Heute fahren wir raus, um die Feinstaubemissionen von Schiffen zu messen, und wir haben es nicht weit. Blickt man von Cuxhaven aus aufs Meer, so sieht man eine endlose Karawane von Schiffen, die entlang der Küste von und nach Hamburg fahren, Deutschlands größten Hafen. Viele von ihnen sind maritime Giganten, deren riesige Motoren man Tag und Nacht in der Ferne stampfen hören kann.
"Sieh Dir diesen Ausschlag an!" sagt Sönke Diesener, als die Ryvar, unser 101 Jahre alter Logger hinter einem riesigen Tanker den Schifffahrtsweg kreuzt.
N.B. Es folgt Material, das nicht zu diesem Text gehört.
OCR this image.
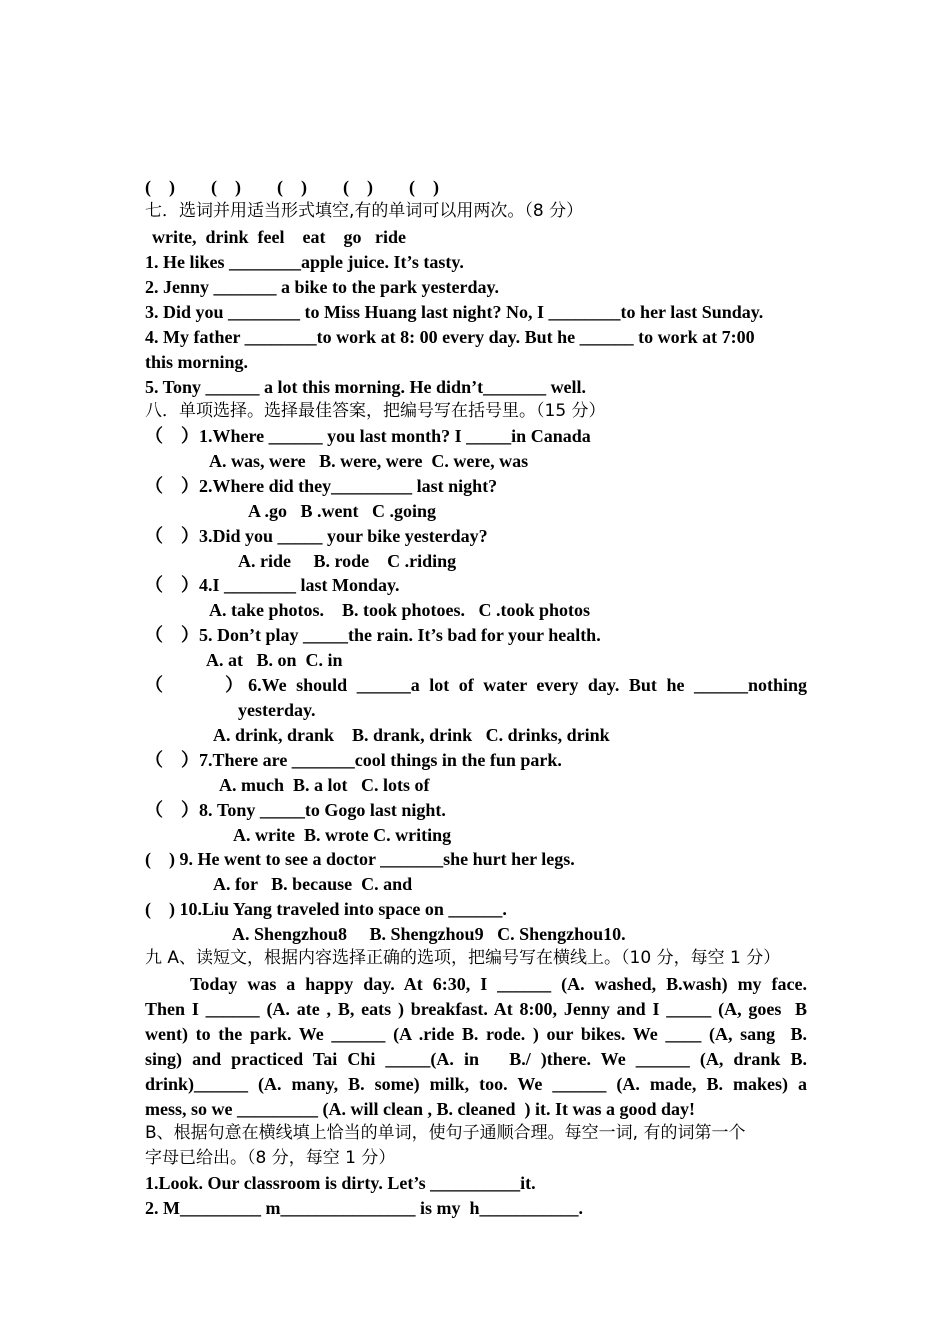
(    )        (    )        (    )        (    )        (    )
七．选词并用适当形式填空,有的单词可以用两次。（8 分）
write,  drink  feel    eat    go   ride
1. He likes ________apple juice. It’s tasty.
2. Jenny _______ a bike to the park yesterday.
3. Did you ________ to Miss Huang last night? No, I ________to her last Sunday.
4. My father ________to work at 8: 00 every day. But he ______ to work at 7:00
this morning.
5. Tony ______ a lot this morning. He didn’t_______ well.
八．单项选择。选择最佳答案，把编号写在括号里。（15 分）
（    ）1.Where ______ you last month? I _____in Canada
A. was, were   B. were, were  C. were, was
（    ）2.Where did they_________ last night?
A .go   B .went   C .going
（    ）3.Did you _____ your bike yesterday?
A. ride     B. rode    C .riding
（    ）4.I ________ last Monday.
A. take photos.    B. took photoes.   C .took photos
（    ）5. Don’t play _____the rain. It’s bad for your health.
A. at   B. on  C. in
（      ）6.We should ______a lot of water every day. But he ______nothing
yesterday.
A. drink, drank    B. drank, drink   C. drinks, drink
（    ）7.There are _______cool things in the fun park.
A. much  B. a lot   C. lots of
（    ）8. Tony _____to Gogo last night.
A. write  B. wrote C. writing
(    ) 9. He went to see a doctor _______she hurt her legs.
A. for   B. because  C. and
(    ) 10.Liu Yang traveled into space on ______.
A. Shengzhou8     B. Shengzhou9   C. Shengzhou10.
九 A、读短文，根据内容选择正确的选项，把编号写在横线上。（10 分，每空 1 分）
Today was a happy day. At 6:30, I ______ (A. washed, B.wash) my face.
Then I ______ (A. ate , B, eats ) breakfast. At 8:00, Jenny and I _____ (A, goes  B
went) to the park. We ______ (A .ride B. rode. ) our bikes. We ____ (A, sang  B.
sing) and practiced Tai Chi _____(A. in   B./ )there. We ______ (A, drank B.
drink)______ (A. many, B. some) milk, too. We ______ (A. made, B. makes) a
mess, so we _________ (A. will clean , B. cleaned  ) it. It was a good day!
B、根据句意在横线填上恰当的单词，使句子通顺合理。每空一词, 有的词第一个
字母已给出。（8 分，每空 1 分）
1.Look. Our classroom is dirty. Let’s __________it.
2. M_________ m_______________ is my  h___________.
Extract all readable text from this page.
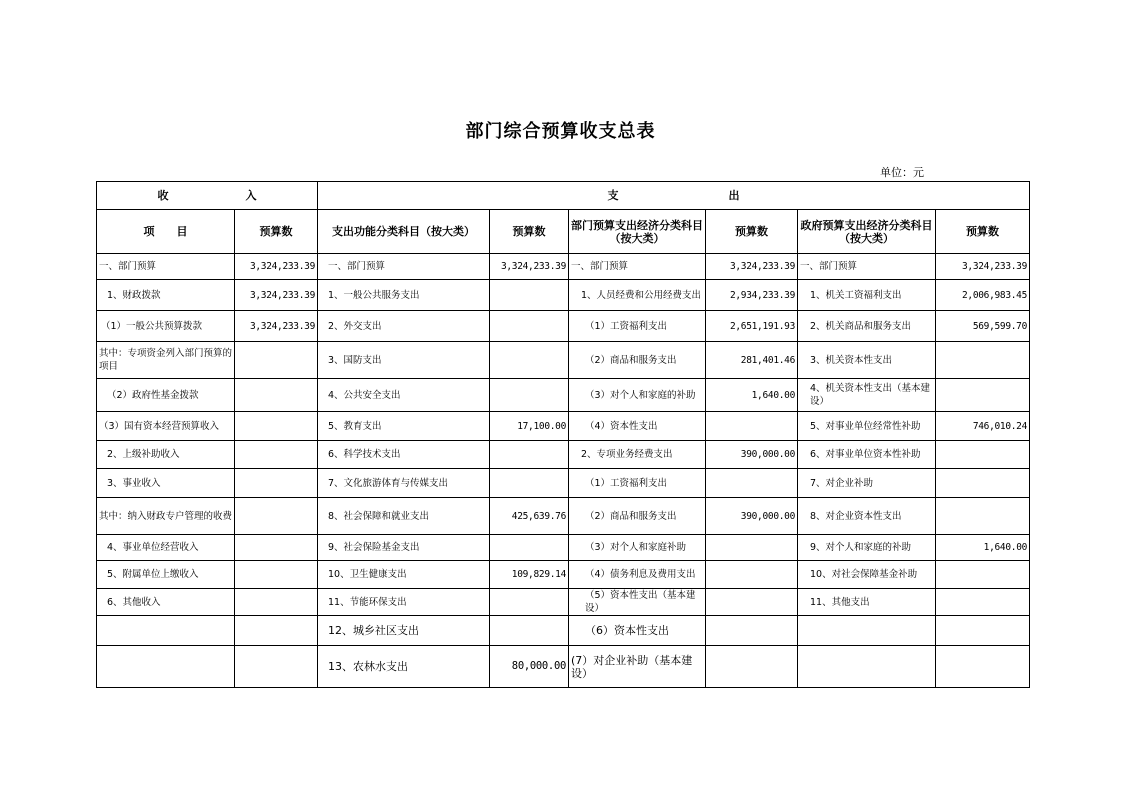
部门综合预算收支总表
单位：元
收　　　　　　　入		支　　　　　　　　　　出					
项　　目	预算数	支出功能分类科目（按大类）	预算数	部门预算支出经济分类科目（按大类）	预算数	政府预算支出经济分类科目（按大类）	预算数
一、部门预算	3,324,233.39	一、部门预算	3,324,233.39	一、部门预算	3,324,233.39	一、部门预算	3,324,233.39
1、财政拨款	3,324,233.39	1、一般公共服务支出		1、人员经费和公用经费支出	2,934,233.39	1、机关工资福利支出	2,006,983.45
（1）一般公共预算拨款	3,324,233.39	2、外交支出		（1）工资福利支出	2,651,191.93	2、机关商品和服务支出	569,599.70
其中：专项资金列入部门预算的项目		3、国防支出		（2）商品和服务支出	281,401.46	3、机关资本性支出	
（2）政府性基金拨款		4、公共安全支出		（3）对个人和家庭的补助	1,640.00	4、机关资本性支出（基本建设）	
（3）国有资本经营预算收入		5、教育支出	17,100.00	（4）资本性支出		5、对事业单位经常性补助	746,010.24
2、上级补助收入		6、科学技术支出		2、专项业务经费支出	390,000.00	6、对事业单位资本性补助	
3、事业收入		7、文化旅游体育与传媒支出		（1）工资福利支出		7、对企业补助	
其中：纳入财政专户管理的收费		8、社会保障和就业支出	425,639.76	（2）商品和服务支出	390,000.00	8、对企业资本性支出	
4、事业单位经营收入		9、社会保险基金支出		（3）对个人和家庭补助		9、对个人和家庭的补助	1,640.00
5、附属单位上缴收入		10、卫生健康支出	109,829.14	（4）债务利息及费用支出		10、对社会保障基金补助	
6、其他收入		11、节能环保支出		（5）资本性支出（基本建设）		11、其他支出	
		12、城乡社区支出		（6）资本性支出			
		13、农林水支出	80,000.00	(7）对企业补助（基本建设）			
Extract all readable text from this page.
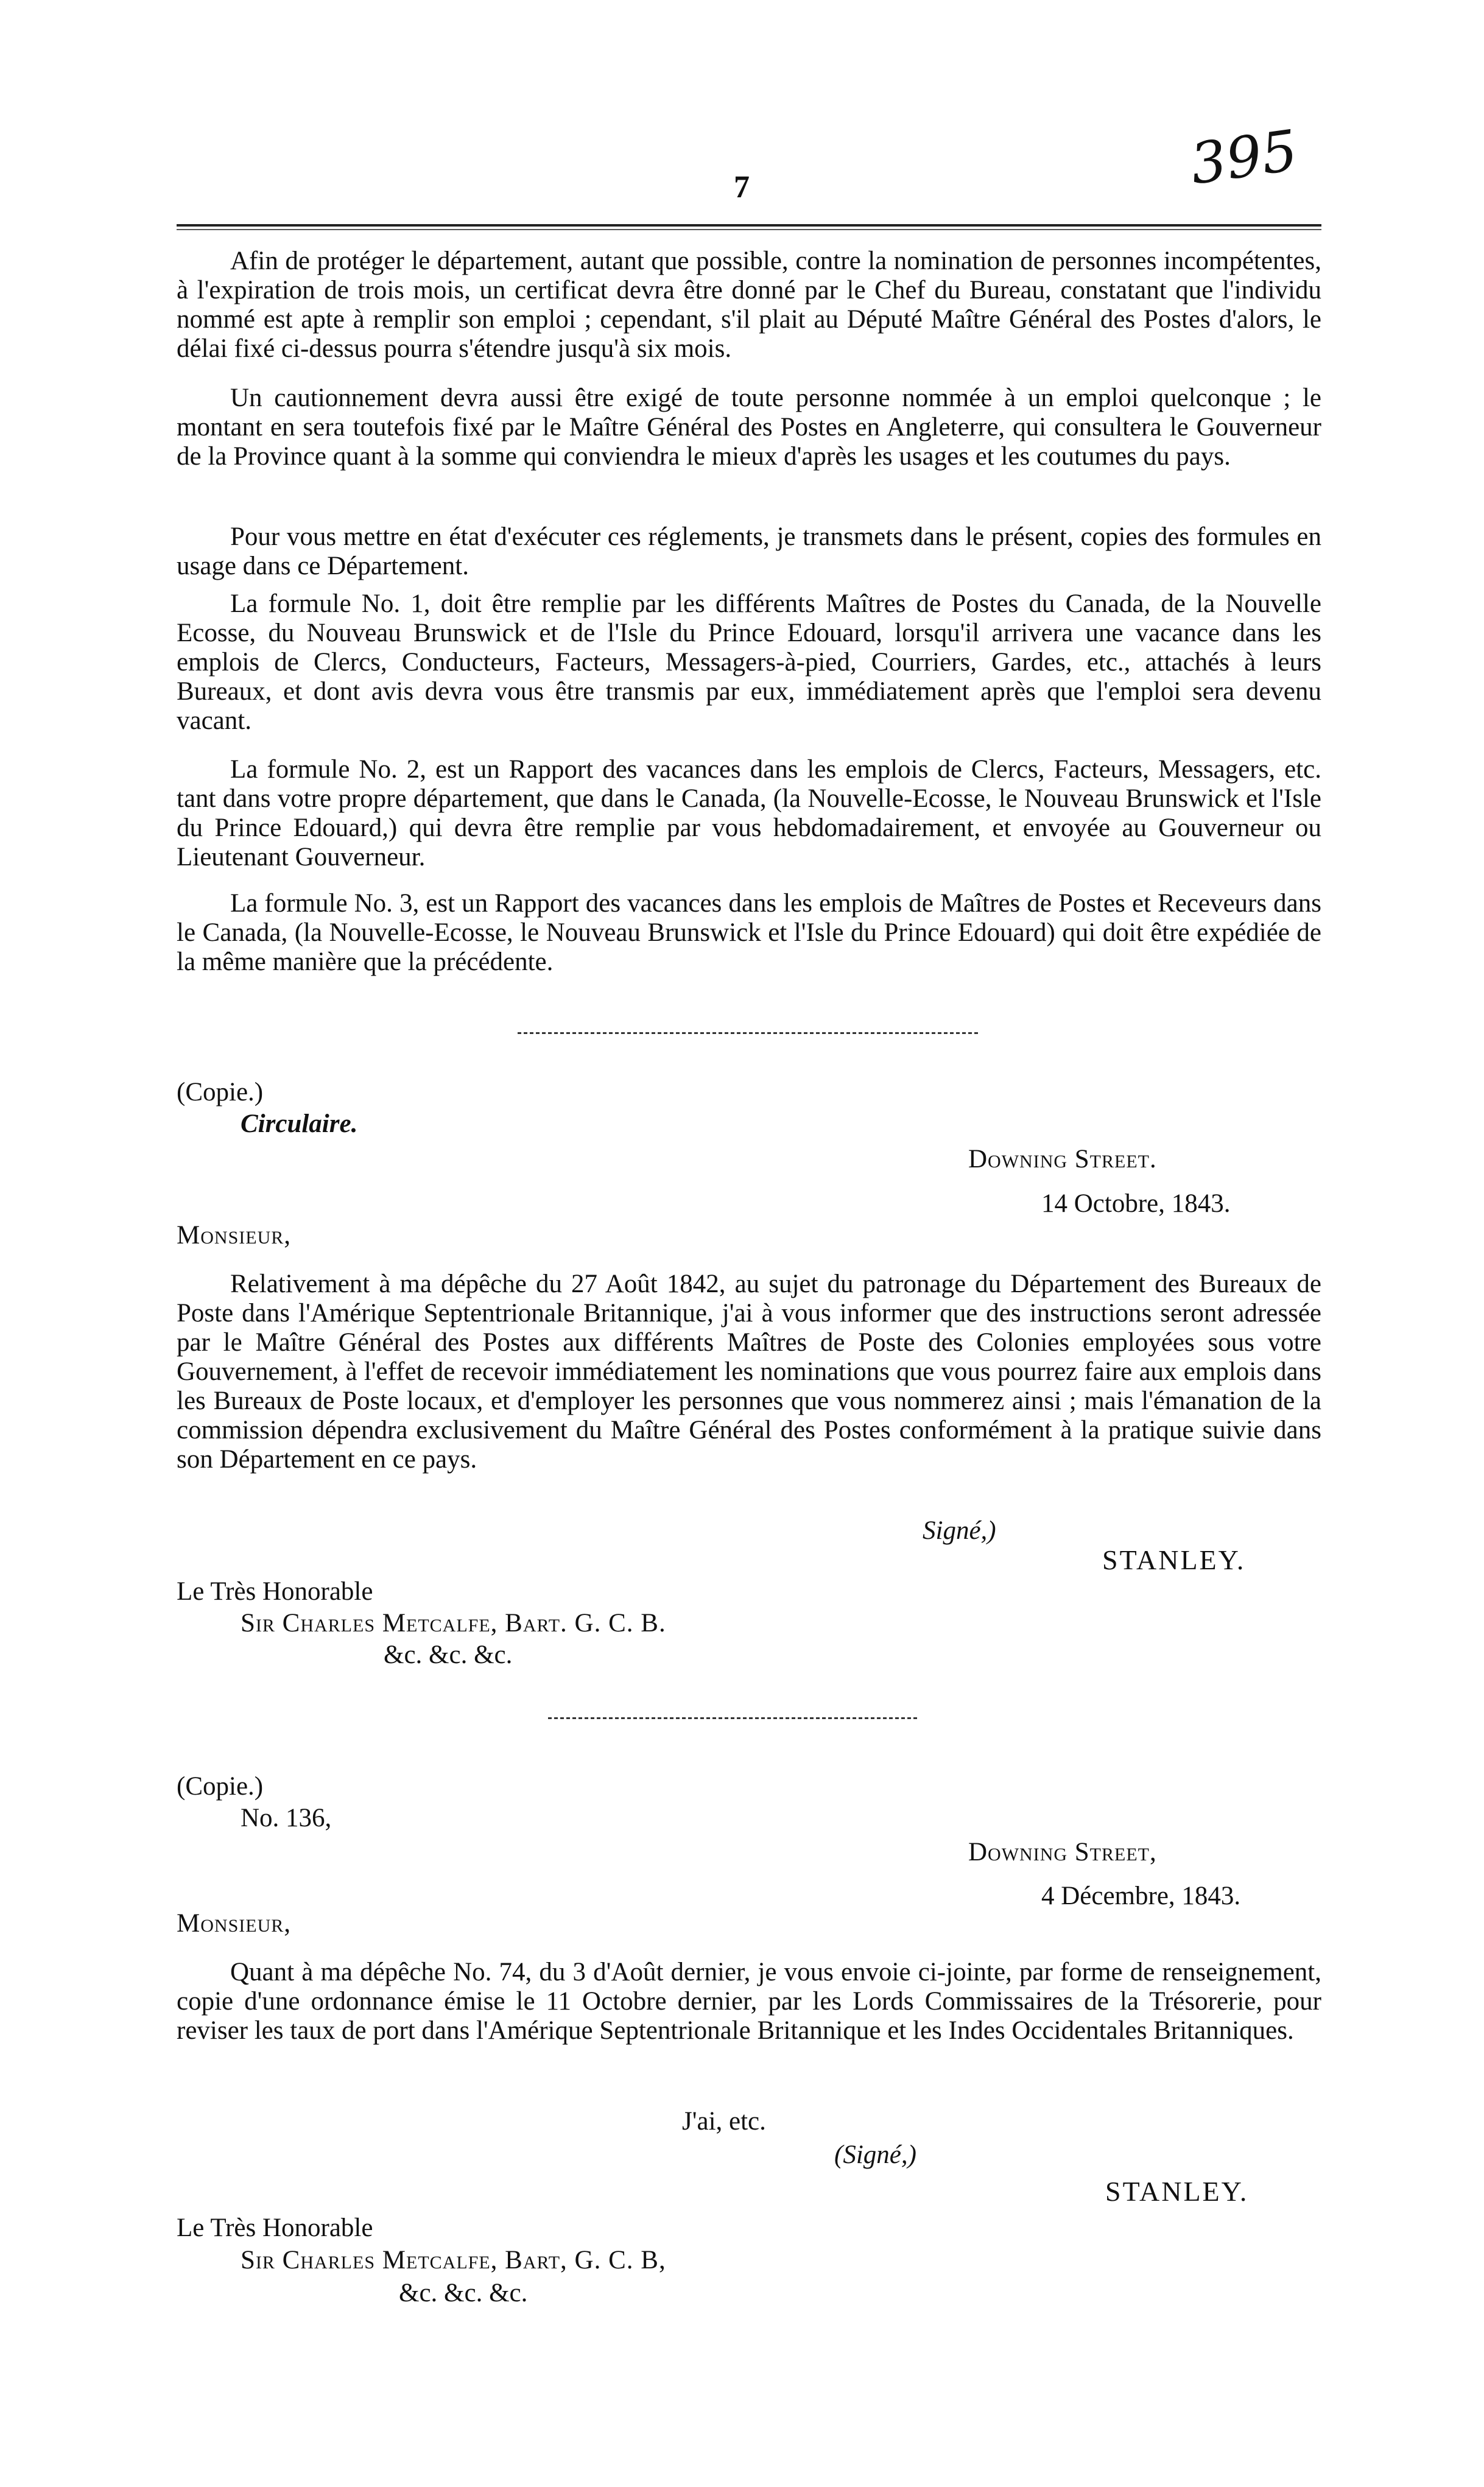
7	395

Afin de protéger le département, autant que possible, contre la nomination de personnes incompétentes, à l'expiration de trois mois, un certificat devra être donné par le Chef du Bureau, constatant que l'individu nommé est apte à remplir son emploi ; cependant, s'il plait au Député Maître Général des Postes d'alors, le délai fixé ci-dessus pourra s'étendre jusqu'à six mois.

Un cautionnement devra aussi être exigé de toute personne nommée à un emploi quelconque ; le montant en sera toutefois fixé par le Maître Général des Postes en Angleterre, qui consultera le Gouverneur de la Province quant à la somme qui conviendra le mieux d'après les usages et les coutumes du pays.

Pour vous mettre en état d'exécuter ces réglements, je transmets dans le présent, copies des formules en usage dans ce Département.

La formule No. 1, doit être remplie par les différents Maîtres de Postes du Canada, de la Nouvelle Ecosse, du Nouveau Brunswick et de l'Isle du Prince Edouard, lorsqu'il arrivera une vacance dans les emplois de Clercs, Conducteurs, Facteurs, Messagers-à-pied, Courriers, Gardes, etc., attachés à leurs Bureaux, et dont avis devra vous être transmis par eux, immédiatement après que l'emploi sera devenu vacant.

La formule No. 2, est un Rapport des vacances dans les emplois de Clercs, Facteurs, Messagers, etc. tant dans votre propre département, que dans le Canada, (la Nouvelle-Ecosse, le Nouveau Brunswick et l'Isle du Prince Edouard,) qui devra être remplie par vous hebdomadairement, et envoyée au Gouverneur ou Lieutenant Gouverneur.

La formule No. 3, est un Rapport des vacances dans les emplois de Maîtres de Postes et Receveurs dans le Canada, (la Nouvelle-Ecosse, le Nouveau Brunswick et l'Isle du Prince Edouard) qui doit être expédiée de la même manière que la précédente.

(Copie.)
Circulaire.
Downing Street.
14 Octobre, 1843.
Monsieur,

Relativement à ma dépêche du 27 Août 1842, au sujet du patronage du Département des Bureaux de Poste dans l'Amérique Septentrionale Britannique, j'ai à vous informer que des instructions seront adressée par le Maître Général des Postes aux différents Maîtres de Poste des Colonies employées sous votre Gouvernement, à l'effet de recevoir immédiatement les nominations que vous pourrez faire aux emplois dans les Bureaux de Poste locaux, et d'employer les personnes que vous nommerez ainsi ; mais l'émanation de la commission dépendra exclusivement du Maître Général des Postes conformément à la pratique suivie dans son Département en ce pays.

Signé,)
STANLEY.
Le Très Honorable
Sir Charles Metcalfe, Bart. G. C. B.
&c. &c. &c.
(Copie.)
No. 136,
Downing Street,
4 Décembre, 1843.
Monsieur,

Quant à ma dépêche No. 74, du 3 d'Août dernier, je vous envoie ci-jointe, par forme de renseignement, copie d'une ordonnance émise le 11 Octobre dernier, par les Lords Commissaires de la Trésorerie, pour reviser les taux de port dans l'Amérique Septentrionale Britannique et les Indes Occidentales Britanniques.

J'ai, etc.
(Signé,)
STANLEY.
Le Très Honorable
Sir Charles Metcalfe, Bart, G. C. B,
&c. &c. &c.
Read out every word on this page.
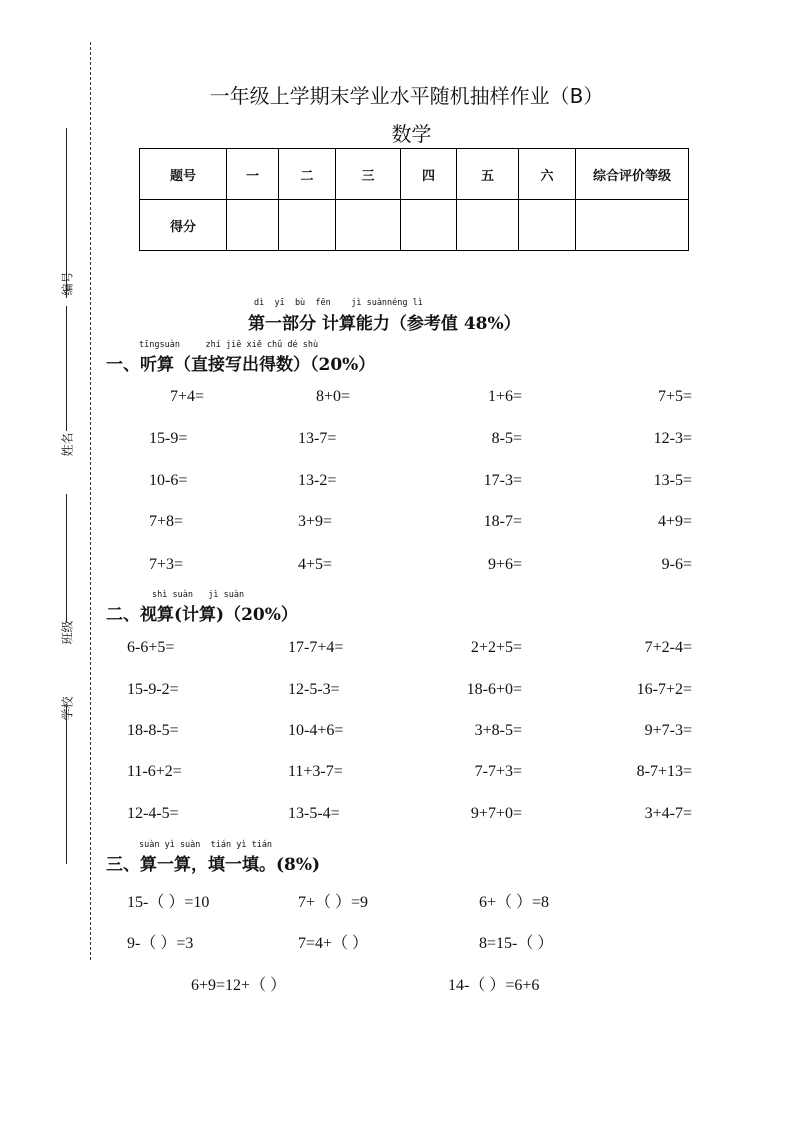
编号
姓名
班级
学校
一年级上学期末学业水平随机抽样作业（B）
数学
题号	一	二	三	四	五	六	综合评价等级
得分							
dì  yī  bù  fēn    jì suànnéng lì
第一部分 计算能力（参考值 48%）
tīngsuàn     zhí jiē xiě chū dé shù
一、听算（直接写出得数）（20%）
7+4=	8+0=	1+6=	7+5=
15-9=	13-7=	8-5=	12-3=
10-6=	13-2=	17-3=	13-5=
7+8=	3+9=	18-7=	4+9=
7+3=	4+5=	9+6=	9-6=
shì suàn   jì suàn
二、视算(计算)（20%）
6-6+5=	17-7+4=	2+2+5=	7+2-4=
15-9-2=	12-5-3=	18-6+0=	16-7+2=
18-8-5=	10-4+6=	3+8-5=	9+7-3=
11-6+2=	11+3-7=	7-7+3=	8-7+13=
12-4-5=	13-5-4=	9+7+0=	3+4-7=
suàn yì suàn  tián yì tián
三、算一算，填一填。(8%)
15-（ ）=10	7+（ ）=9	6+（ ）=8
9-（ ）=3	7=4+（ ）	8=15-（ ）
6+9=12+（ ）	14-（ ）=6+6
Diesener, der beim "Naturschutzbund Deutschland" (NABU) im Bereich Verkehrspolitik arbeitet, hält einen Metallstab über die Reling. Daran hängt ein Gerät, das die Feinstaubbelastung in der Luft misst. Innerhalb von Sekunden schießt die Zahl auf seinem Display von 800 Partikeln pro Kubikzentimeter auf über 50.000. Der Höchstwert liegt am Ende bei 73.000.
"An einer viel befahrenen Kreuzung einer großen Verkehrsader in einer Großstadt kommt man so auf die 16.000", sagt Diesener in der reservierten Art eines Hanseaten. Die Zahlen sprechen für sich.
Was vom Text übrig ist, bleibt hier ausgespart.